In a new study published by the Club for Growth Foundation, Dan Mitchell and Robert O’Quinn assess the macro-economic effects of President’s Biden’s “Build Back Better” agenda to expand the welfare state.
Their study summarizes a lot of scholarly academic research on the negative relationship between the size of government and economic growth. They also look at studies published by establishment organizations such as the International Monetary Fund (IMF), World Bank, Organization for Economic Cooperation and Development (OECD), and the European Central Bank (ECB) to further document the negative effects of higher government spending on economic growth.
The authors apply a recent CBO study showing that ten-percentage-point increase in government spending as a percent of GDP would reduce real GDP growth rate by 1.1 percent per year.
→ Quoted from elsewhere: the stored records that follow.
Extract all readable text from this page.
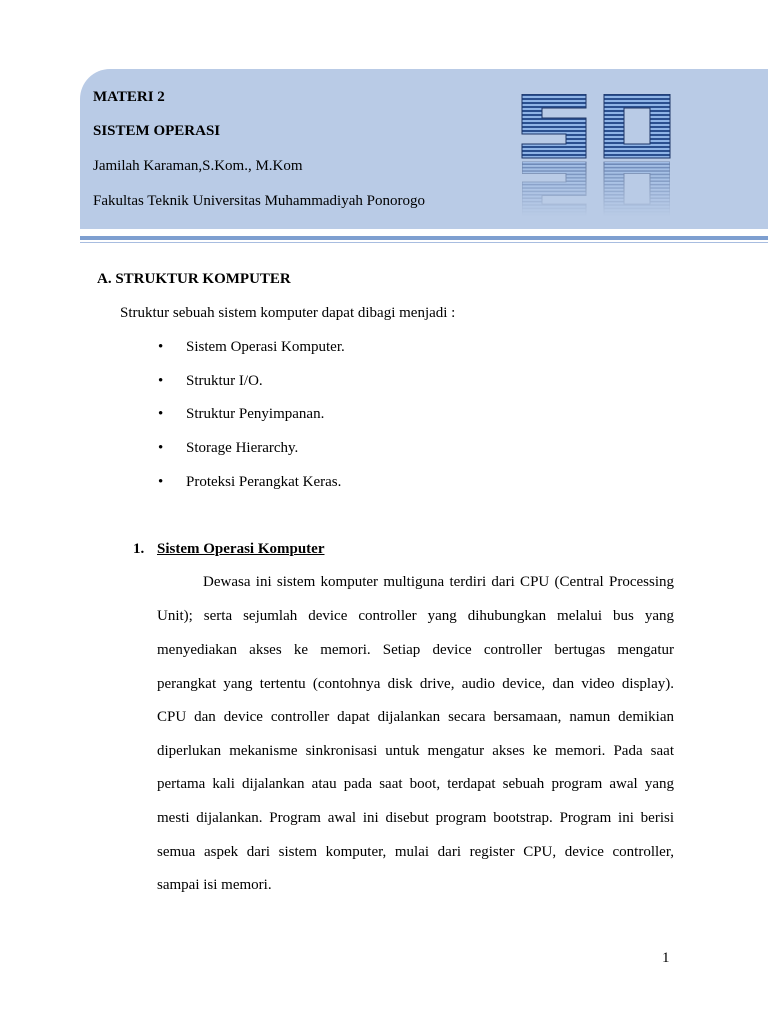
MATERI 2
SISTEM OPERASI
Jamilah Karaman,S.Kom., M.Kom
Fakultas Teknik Universitas Muhammadiyah Ponorogo
A. STRUKTUR KOMPUTER
Struktur sebuah sistem komputer dapat dibagi menjadi :
• Sistem Operasi Komputer.
• Struktur I/O.
• Struktur Penyimpanan.
• Storage Hierarchy.
• Proteksi Perangkat Keras.
1. Sistem Operasi Komputer
Dewasa ini sistem komputer multiguna terdiri dari CPU (Central Processing
Unit); serta sejumlah device controller yang dihubungkan melalui bus yang
menyediakan akses ke memori. Setiap device controller bertugas mengatur
perangkat yang tertentu (contohnya disk drive, audio device, dan video display).
CPU dan device controller dapat dijalankan secara bersamaan, namun demikian
diperlukan mekanisme sinkronisasi untuk mengatur akses ke memori. Pada saat
pertama kali dijalankan atau pada saat boot, terdapat sebuah program awal yang
mesti dijalankan. Program awal ini disebut program bootstrap. Program ini berisi
semua aspek dari sistem komputer, mulai dari register CPU, device controller,
sampai isi memori.
1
They then apply those findings to Biden’s proposal, which the Committee for a Responsible Federal Budget estimates — once budget gimmicks are eliminated — would cost $5.48 trillion instead of $3.5 trillion over ten years.
What did they find?
Based on this analysis, Mitchell and O’Quinn find that the GDP growth rate will be 0.2 percentage points lower over the next ten years if Biden’s plan is approved. That would reduce GDP by $3 trillion over ten years and reduce total compensation for workers by $1.6 trillion over ten years. The long-run consequences would be particularly severe for younger people, who would suffer a 4 percent drop in lifetime consumption.